Anyway, here's what happened: After an onside kick and a pass interference penalty against Baltimore, the Cowboys had a first down at the Baltimore 33 with 34 seconds left and one timeout.
Most NFL teams run three or four plays plays with that much time. Your Cowboys ran one.
One freaking play. Unbelievable.
Bryant caught a slant, a play the Cowboys successfully ran several times. This time, though, he didn't break a tackle or elude a defender. He was tackled after a 1-yard gain with 21 seconds left.
Dallas' players hustled to the line of scrimmage as the precious seconds elapsed. Finally, Romo called a timeout with six seconds left.
How is that possible?
Garrett said it took too long for guys to get lined up, and when the clock moved under 10 seconds, it made more sense to just take the field goal. Romo gave a similar story.
No one sets up a kicker -- even one as consistently good as Bailey -- to attempt a career-long 51-yard kick to win a game.

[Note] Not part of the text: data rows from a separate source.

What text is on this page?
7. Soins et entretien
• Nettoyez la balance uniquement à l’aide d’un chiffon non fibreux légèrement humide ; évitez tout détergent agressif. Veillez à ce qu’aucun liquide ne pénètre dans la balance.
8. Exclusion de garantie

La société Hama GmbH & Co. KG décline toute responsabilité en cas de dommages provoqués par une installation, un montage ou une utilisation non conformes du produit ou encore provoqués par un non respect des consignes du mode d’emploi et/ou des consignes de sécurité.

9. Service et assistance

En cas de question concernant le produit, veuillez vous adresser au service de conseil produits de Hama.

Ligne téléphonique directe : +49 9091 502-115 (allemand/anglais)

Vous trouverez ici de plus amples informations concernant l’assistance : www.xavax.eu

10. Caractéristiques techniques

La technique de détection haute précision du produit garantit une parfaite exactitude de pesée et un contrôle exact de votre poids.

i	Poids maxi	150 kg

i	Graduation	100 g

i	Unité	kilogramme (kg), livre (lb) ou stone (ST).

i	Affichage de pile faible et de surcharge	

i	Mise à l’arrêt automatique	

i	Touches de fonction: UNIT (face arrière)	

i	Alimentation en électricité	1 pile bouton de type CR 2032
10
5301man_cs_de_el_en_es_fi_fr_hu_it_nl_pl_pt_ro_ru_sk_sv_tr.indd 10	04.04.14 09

But this is exactly why the Cowboys are 15-14 under Garrett, 98-99 since the start of the new millennium and 122-123 since 1997.
These Cowboys are the epitome of mediocre, a franchise that consistently finds ways to lose. The season-opening win over the New York Giants seems much more like an aberration than the franchise-turning win it appeared to be.
Garrett, Romo and Jerry Jones each seemed a little too pleased talking about the fight and passion the Cowboys displayed against Baltimore, a team with 14 consecutive home wins.
Frankly, giving folks credit for what they're supposed to do never feels right to me.
The next thing you know, Jerry will be hanging banners for moral victories. If that's the case, then he can start with this loss because the Cowboys did everything but win.
Of course, they're 2-3 with a road game against Carolina (which had a bye Sunday) next week. Then it's home against the Giants before trips to Atlanta and Philadelphia.
At this rate, Jerry will have a couple of more banners to hang before the end of this month.
"It's not about moral victories. It's about coming in and winning," Jason Witten said. "That's the way this league operates. You've got to find a way to win these types of games -- and we will."
That remains to be seen.
Jerry keeps wanting to use the Giants and Green Bay Packers as recent examples of teams that rode the momentum of late-season hot streaks into championships. The problem, of course, is the Cowboys traditionally stink in the final month of the season.
They need to win now.
Six weeks into the season, the Cowboys are in last place in the NFC East. Ten wins is the magic number to essentially guarantee a playoff spot.
So we're already talking about Dallas needing to win eight of their last 11 games to hit that number.
Just so you know, moral victories don't count.